Alan Dershowitz, profesör, Harvard Hukuk Fakültesi; Bay James Woolsey, CIA eski
müdürü; İsrailli Mossad ajanı Eliezer Zafrir; İsrail Hava Kuvvetleri Komutanı
ve ABD Büyükelçisi General David Ivri; General Yitzhak Segev; Dr. Ahmed
Tahran!; ve Teğmen General Shapur Azarbarzin. Özellikle İsrailli, Fransız ve
ABD istihbarat görevlilerine (isimleri gizli kalmalı) teşekkür etmek istiyorum.
Yönetici
asistanım Lanelle Shaw-Young'a içten teşekkürlerimi sunarım, onun yardımı
olmadan bu kitabın ortaya çıkması mümkün olmazdı. Düzeltme becerileri için
Arlen Young'a ve içgörüsü ve önerileri çok değerli olan editör Elizabeth
Sherman'a teşekkür ederiz. Bu büyüklükte bir kitap projesi meşakkatli bir
program gerektiriyor. Onun sabrı, şefkati, teşviki ve fedakarlığı için sevgili
eşim Carolyn'e minnettarım. Bu kitap, tam da bu kitabın tamamlandığı sırada
doğan yeni doğan torunum Michael David Evans III'e ithaf edilmiştir.
“SENİ
kutsayanları kutsayacağım ve seni lanetleyeni lanetleyeceğim; VE SİZDE DÜNYANIN
TÜM AİLELERİ MUTLU
OLACAK." (Yaratılış 123)
amacına
ulaşmak için İran'ın yarattığı gerginlik nedeniyle
İsrail'e şantaj yaparak Kudüs'ü 2012 yılına kadar bölmeyi başarmayı planlıyor .

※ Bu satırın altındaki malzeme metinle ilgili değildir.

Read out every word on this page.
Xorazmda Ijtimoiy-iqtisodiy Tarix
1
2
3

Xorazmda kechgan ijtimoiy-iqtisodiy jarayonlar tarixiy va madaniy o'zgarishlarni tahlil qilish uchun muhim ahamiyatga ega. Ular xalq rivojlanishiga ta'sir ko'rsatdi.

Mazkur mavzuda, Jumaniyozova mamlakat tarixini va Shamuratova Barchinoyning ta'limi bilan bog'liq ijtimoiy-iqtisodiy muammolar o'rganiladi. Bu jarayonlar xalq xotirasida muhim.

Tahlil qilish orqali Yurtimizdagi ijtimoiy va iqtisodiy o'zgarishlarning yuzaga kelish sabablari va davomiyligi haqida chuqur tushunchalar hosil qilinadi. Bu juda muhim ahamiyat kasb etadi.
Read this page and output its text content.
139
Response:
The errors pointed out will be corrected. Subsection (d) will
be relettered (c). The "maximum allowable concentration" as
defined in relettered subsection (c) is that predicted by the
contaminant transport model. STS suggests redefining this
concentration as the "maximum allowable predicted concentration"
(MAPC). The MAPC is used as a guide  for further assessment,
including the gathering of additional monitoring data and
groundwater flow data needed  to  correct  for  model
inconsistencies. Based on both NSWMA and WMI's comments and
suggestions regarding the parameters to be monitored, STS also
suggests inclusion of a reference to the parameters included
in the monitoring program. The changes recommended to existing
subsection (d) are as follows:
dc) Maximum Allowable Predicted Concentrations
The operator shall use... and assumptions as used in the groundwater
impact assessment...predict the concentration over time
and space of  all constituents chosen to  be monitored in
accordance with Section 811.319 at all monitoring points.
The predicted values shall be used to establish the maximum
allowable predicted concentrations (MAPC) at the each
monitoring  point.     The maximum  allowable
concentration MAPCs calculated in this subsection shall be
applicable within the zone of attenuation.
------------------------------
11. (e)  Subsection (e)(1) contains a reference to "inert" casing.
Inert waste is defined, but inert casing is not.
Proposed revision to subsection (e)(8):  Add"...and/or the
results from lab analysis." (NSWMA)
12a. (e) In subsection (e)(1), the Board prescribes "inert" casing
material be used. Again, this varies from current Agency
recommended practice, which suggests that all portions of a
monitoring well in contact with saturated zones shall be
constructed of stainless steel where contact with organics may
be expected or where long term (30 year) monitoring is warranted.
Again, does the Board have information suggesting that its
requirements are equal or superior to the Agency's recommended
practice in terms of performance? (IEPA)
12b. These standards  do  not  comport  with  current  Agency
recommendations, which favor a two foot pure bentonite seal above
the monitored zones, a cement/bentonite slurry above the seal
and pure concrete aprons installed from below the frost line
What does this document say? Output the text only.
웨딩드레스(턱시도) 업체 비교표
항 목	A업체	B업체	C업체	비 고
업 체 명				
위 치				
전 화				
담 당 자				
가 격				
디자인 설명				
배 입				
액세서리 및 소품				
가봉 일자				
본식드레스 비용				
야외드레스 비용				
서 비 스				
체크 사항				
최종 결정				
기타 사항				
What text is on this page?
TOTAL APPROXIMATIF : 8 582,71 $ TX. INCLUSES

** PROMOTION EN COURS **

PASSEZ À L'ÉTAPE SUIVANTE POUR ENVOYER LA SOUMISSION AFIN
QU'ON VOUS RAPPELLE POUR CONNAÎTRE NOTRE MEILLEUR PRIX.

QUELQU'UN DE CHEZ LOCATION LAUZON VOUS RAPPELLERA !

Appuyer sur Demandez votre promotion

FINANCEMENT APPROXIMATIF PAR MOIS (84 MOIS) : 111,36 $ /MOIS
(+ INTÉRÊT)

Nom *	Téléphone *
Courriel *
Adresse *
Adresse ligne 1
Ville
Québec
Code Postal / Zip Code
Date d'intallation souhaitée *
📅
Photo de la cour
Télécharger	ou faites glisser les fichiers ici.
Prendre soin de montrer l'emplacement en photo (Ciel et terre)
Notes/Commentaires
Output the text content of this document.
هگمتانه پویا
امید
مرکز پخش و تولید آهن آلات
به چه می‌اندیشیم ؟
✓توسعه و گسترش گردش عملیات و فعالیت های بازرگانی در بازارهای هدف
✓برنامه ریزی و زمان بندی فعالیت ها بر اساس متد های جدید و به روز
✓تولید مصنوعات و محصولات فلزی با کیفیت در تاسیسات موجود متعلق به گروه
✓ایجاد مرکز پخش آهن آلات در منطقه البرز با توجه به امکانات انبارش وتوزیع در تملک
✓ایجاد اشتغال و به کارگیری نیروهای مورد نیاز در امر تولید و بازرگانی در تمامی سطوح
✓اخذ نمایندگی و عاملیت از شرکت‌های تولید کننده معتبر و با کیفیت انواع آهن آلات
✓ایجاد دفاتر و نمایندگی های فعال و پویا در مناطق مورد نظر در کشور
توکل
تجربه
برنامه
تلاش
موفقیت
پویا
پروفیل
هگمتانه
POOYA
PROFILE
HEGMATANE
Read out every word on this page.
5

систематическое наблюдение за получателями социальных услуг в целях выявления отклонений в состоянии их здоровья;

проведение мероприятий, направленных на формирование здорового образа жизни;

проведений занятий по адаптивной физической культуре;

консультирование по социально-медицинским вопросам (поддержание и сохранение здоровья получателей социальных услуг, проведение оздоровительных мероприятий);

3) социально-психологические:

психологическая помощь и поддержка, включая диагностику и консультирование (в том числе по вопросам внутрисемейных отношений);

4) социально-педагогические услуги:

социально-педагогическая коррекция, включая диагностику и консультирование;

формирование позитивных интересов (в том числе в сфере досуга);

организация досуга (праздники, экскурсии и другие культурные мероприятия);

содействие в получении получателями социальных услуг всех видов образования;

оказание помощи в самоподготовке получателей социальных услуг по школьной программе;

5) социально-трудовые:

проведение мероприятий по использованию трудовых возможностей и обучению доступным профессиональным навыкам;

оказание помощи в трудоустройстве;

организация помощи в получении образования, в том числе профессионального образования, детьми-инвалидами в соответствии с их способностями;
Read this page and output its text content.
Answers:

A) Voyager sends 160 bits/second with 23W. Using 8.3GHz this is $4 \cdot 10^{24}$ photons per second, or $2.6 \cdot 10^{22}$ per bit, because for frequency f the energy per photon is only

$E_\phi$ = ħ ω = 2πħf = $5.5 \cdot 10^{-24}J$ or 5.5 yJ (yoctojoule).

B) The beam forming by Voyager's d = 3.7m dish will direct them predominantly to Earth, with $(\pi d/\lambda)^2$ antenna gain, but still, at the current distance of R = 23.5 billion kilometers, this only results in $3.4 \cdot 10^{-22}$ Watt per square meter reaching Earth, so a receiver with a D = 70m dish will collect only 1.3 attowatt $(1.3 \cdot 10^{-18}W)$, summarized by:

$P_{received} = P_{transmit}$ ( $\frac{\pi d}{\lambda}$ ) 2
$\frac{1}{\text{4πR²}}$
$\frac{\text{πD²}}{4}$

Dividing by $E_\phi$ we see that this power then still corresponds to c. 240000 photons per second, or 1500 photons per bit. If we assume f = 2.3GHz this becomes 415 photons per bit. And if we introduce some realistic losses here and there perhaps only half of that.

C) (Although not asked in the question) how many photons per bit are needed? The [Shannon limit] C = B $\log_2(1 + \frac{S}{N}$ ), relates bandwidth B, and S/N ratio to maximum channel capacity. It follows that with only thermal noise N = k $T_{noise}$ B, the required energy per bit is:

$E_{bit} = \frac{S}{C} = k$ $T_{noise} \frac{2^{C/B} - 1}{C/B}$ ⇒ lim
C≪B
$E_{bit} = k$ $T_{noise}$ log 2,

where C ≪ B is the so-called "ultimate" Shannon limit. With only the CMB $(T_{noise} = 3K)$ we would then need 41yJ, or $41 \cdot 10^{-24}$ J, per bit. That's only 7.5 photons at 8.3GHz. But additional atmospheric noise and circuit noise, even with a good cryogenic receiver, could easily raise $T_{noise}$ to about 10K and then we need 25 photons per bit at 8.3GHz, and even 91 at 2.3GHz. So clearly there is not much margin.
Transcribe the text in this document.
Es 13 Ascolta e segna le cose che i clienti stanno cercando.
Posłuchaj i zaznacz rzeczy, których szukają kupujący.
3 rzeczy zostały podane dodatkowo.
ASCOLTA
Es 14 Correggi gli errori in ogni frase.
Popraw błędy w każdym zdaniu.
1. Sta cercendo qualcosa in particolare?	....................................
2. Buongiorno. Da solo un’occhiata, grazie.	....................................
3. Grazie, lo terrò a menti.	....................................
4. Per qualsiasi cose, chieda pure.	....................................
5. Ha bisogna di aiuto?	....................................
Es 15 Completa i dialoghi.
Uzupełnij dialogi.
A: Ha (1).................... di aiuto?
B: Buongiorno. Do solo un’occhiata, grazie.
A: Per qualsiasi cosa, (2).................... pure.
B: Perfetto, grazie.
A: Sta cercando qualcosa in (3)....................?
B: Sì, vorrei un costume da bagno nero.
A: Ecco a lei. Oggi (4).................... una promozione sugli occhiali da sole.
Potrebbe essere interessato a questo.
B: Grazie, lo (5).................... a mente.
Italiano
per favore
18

'Kriz fırsatını asla kaçırmayın' Netanyahu, Obama'nın 2012'de kurulacak
Filistin devleti planını uygulamayı reddederse, o zaman Başkan'ın niyeti,
Filistinlileri BM ve Arap Birliği tarafından tanınarak tek taraflı olarak
devlet ilan etmeye teşvik ederek İsrail'in işbirliği olmadan ilerlemek
olacaktır. Netanyahu, yerleşimlerin dondurulmasının Doğu Kudüs'ü
kapsamayacağı konusunda kararlılığını sürdürüyor. İsrail'in İran'a saldırması,
ABD'nin uçuş izni, askeri malzeme,
ve
işbirliğine ihtiyaç duyulacaktır. İsrail beşincinin yirmisini satın almak
istiyor
Lockheed Martin'den
nesil hayalet F-35I Lightning II savaş uçakları. Ayrıca ABD Kongresi, İsrail'e
"Demir Kubbe" füze savunma sistemini de içeren bir yardım paketini
onayladı. Başkan görünüşe göre bunu hissediyor
New York Times'ın 1 numaralı en çok satan yazarı, yirmi yılı aşkın süredir Orta
Doğu'daki liderlerin sırdaşı olarak hizmet veren ödüllü bir gazeteci/Orta Doğu
analistidir. 52 dünya lideriyle görüştü. Benjamin Netanyahu'yu ilk siyasi
ataması için Başbakan Begin'e tavsiye etti. Son kitabı GameChanger, yeni
bir yazı türüne doğru cesur bir adımdır. Bu heyecan verici roman sizi
koltuğunuzun kenarında tutacak.
, Good Morning America, Crossfire ve Nightline dahil olmak üzere yüzlerce televizyon ve radyo
programında yer aldı ve sıklıkla Fox Network, CNN World News, NBC, ABC
ve CBS'de yer aldı. Makaleleri The Wall Street Journal, USA Today, The
Washington Times, The Jerusalem Post ve dünya çapındaki gazetelerde
yayınlandı .
Dr. Evans, Eylül 2010'da New York'ta düzenlenen 65. BM Genel Kurulu
sırasında Fox Network ile İran Cumhurbaşkanı Mahmud Ahmedinejad arasında özel
bir röportaj ayarladı.
Dr. Mike Evans, İsrail ve Orta Doğu konusunda dünyanın önde gelen
uzmanlarından biri olarak kabul ediliyor ve bu konuda en çok aranan
konuşmacılardan biri. Mike Evans konuşmaya veya röportaj yapmaya müsait.
İletişim: EVENTS@D-MichaelDEvans.com
İran'ın
(Pers) nükleer silaha yönelmesini önlemek için Kudüs, Yahudiye ve Samiriye adil
ticaret yapıyor. Obama yönetimi İsrail'e takas edilecek -ya da belki daha
doğrusu- eski sevgilileri uğruna ihanete uğrayacak bir mülk muamelesi yapıyor
gibi görünüyor.
Soyluluk
2009'da Kahire'de yaptığı konuşmada Başkan Obama en büyük iki kişiyi
etiketledi.
Günümüz
dünyasındaki gerilimin kaynakları: El Kaide gibi aşırı gruplar ve
İsrail/Filistin meselesi.
Not: Bazen Büyük Dosyaları tarayıcı açmayabilir...İndirerek okumaya Çalışınız.